Да, несомненно: Блямп был поражен и, наверно, втайне усомнился, уж не дал ли он маху, предложив его кандидатуру, подбросив его фамилию в усталый гомон обалдевшего от бесплодных трехчасовых дебатов собрания — после того, как столько других кандидатур были отведены либо взяли самоотвод; именно его, Фрица Тольма.

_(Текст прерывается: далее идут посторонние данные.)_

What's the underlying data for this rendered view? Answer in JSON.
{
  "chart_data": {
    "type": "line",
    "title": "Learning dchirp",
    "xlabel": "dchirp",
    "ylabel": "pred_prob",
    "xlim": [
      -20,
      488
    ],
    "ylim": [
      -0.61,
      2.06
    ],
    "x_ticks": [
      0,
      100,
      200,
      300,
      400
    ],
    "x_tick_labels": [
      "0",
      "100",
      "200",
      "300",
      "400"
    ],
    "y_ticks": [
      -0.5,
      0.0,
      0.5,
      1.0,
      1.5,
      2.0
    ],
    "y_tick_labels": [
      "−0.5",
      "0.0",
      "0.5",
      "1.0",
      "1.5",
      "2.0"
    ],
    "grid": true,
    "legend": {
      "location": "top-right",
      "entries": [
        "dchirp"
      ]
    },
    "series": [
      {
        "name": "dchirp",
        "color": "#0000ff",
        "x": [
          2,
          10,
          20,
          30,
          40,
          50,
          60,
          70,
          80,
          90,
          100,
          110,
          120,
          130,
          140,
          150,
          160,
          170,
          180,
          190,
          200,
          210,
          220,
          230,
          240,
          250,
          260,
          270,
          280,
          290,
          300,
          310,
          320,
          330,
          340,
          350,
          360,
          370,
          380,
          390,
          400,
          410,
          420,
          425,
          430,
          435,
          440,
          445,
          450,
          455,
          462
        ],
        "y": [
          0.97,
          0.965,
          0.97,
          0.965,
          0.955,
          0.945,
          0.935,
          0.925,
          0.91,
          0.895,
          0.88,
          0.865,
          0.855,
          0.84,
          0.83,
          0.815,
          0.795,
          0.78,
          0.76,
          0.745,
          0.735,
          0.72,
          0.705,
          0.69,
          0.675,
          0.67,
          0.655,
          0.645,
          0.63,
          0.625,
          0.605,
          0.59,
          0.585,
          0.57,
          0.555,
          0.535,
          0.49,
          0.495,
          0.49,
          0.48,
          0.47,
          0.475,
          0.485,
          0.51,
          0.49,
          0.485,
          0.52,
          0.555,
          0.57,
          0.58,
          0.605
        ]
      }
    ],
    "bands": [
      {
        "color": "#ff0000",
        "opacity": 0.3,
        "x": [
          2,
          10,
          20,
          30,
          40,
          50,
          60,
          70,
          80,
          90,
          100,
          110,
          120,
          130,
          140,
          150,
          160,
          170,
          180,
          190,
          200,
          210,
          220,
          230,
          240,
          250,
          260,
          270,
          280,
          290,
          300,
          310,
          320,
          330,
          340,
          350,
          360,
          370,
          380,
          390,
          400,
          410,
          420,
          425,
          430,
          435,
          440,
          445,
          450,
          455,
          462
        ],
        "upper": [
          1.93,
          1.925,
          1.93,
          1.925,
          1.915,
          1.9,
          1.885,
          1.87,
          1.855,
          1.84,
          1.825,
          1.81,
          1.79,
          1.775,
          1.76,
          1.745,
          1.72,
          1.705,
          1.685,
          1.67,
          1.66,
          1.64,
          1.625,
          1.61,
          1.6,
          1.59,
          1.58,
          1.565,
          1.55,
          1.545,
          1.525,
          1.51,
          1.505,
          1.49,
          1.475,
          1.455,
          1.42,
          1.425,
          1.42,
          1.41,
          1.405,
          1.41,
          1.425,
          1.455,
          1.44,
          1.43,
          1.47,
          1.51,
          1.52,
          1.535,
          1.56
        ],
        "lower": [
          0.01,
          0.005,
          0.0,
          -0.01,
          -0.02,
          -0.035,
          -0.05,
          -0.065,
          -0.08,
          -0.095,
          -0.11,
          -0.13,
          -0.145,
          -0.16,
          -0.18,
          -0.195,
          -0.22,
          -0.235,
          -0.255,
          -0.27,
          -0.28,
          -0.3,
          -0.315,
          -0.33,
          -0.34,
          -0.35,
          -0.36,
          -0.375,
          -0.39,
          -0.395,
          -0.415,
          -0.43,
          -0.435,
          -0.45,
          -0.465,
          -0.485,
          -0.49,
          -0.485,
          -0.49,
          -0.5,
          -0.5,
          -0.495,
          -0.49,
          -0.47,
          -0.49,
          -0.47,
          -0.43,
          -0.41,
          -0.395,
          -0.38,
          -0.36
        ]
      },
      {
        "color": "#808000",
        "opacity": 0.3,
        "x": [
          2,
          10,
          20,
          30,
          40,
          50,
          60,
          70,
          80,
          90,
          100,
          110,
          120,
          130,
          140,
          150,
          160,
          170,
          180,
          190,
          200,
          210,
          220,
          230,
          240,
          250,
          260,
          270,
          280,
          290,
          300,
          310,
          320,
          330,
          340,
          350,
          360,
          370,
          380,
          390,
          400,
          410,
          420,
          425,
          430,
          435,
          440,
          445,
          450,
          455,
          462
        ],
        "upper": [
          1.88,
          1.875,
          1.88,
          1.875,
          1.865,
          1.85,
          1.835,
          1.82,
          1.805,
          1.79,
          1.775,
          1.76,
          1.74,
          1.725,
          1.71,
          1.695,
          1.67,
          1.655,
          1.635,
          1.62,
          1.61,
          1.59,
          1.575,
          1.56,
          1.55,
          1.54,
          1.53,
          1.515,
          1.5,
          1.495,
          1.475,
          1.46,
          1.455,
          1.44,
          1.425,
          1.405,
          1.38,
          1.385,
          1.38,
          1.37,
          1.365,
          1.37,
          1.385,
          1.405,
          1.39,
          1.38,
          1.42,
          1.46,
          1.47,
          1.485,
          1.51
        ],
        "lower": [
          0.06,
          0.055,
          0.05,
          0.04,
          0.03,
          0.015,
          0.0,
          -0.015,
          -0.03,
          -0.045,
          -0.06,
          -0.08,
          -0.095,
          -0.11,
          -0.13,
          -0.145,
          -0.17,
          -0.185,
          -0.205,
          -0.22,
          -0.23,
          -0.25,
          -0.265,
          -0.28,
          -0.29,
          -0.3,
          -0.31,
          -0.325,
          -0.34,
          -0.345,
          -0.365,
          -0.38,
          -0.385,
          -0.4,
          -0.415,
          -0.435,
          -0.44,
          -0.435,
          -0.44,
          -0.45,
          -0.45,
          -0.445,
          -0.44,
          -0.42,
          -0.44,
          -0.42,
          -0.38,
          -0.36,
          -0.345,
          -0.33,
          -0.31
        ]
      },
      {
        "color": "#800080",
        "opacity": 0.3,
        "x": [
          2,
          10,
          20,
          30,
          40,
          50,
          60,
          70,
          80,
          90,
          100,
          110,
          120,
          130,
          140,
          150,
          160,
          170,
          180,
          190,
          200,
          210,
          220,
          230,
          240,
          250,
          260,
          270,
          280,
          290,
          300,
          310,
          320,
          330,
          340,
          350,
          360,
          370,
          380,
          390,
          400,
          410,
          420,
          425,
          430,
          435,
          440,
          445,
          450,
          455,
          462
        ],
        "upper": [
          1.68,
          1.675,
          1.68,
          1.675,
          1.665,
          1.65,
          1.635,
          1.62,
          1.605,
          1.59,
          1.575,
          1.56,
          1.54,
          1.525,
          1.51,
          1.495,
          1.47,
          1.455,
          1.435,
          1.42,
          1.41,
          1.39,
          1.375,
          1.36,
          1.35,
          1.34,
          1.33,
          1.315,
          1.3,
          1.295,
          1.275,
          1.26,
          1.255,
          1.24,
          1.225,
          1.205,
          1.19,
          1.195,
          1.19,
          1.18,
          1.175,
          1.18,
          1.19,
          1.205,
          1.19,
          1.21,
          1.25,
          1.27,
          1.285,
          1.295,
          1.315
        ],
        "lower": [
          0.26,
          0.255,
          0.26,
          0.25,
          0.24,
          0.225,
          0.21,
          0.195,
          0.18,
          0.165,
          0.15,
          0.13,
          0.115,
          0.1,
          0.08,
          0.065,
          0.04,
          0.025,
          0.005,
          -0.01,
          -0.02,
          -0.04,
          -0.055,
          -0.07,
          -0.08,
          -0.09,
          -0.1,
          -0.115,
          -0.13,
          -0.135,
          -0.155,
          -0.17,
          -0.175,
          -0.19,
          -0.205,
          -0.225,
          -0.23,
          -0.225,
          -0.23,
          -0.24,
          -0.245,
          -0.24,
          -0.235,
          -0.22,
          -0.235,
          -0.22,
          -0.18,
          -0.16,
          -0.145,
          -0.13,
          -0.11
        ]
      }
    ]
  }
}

А лимузины все подкатывали и подкатывали к подъезду, в них загружались чемоданы, взад-вперед носились водители, охранники в штатском спешили занять свои посты, телевизионщики и радиокорреспонденты укладывали аппаратуру, позвякивала посуда, пустые бутылки рядком составлялись в ящики, и в эту минуту, когда пресса, урвав свое, уже готова была от него отступиться, он вдруг понял, что держится все-таки не так легко и раскованно, говорит не так свободно, как хотелось бы, а мысли движутся по двум полосам не так гладко, не параллельно, иной раз все же задевают друг дружку, — а коли так, он рискнет закурить: с чувством, с толком, но и почти с жадностью, на секунду вновь ощутив себя молодым, как в былые годы, когда он — студентом после особенно нудного семинара или молодым офицером после особенно удачного отступления — с наслаждением делал первую затяжку; и смотри-ка, какой-то шкет, мальчишка-фотограф, все еще не уставший караулить свою удачу, тут же его подловил и отщелкал — как он достает из кармана мятую пачку сигарет (вспышка), извлекает оттуда белоснежную бумажную трубочку (снова вспышка), собственноручно, не дожидаясь, пока кто-нибудь подскочит с зажигалкой, чиркает спичкой (еще один блиц), и у него мелькнула мысль (уж настолько он разбирается в журналистике, уж этому-то даже он успел научиться, хоть многие, почти все, привыкли его попрекать: мол, «при деле сидел, за делом глядел, а дела не разумеет»), но тут он нутром почуял, что этими снимками карьера пареньку обеспечена: седовласый, почтенный старикан, известный своей вальяжной обходительностью и в то же время чуточку легкомысленный, словно до настоящей солидности, когда человек действительно «имеет вес», ему самой малости недостает, — вот он, в полный рост, прическа слегка растрепалась, одет с иголочки и все же с налетом небрежности, стоит как ни в чем не бывало, будто ему и вправду нечего бояться, и даже попыхивает сигаретой, точно какой-нибудь юнец, а не новоиспеченный президент, и в руках у него мятая пачка сигарет и спички в потрепанной упаковке, — стоит с победным видом, хотя на самом деле он побежденный, а истинный победитель — Блямп.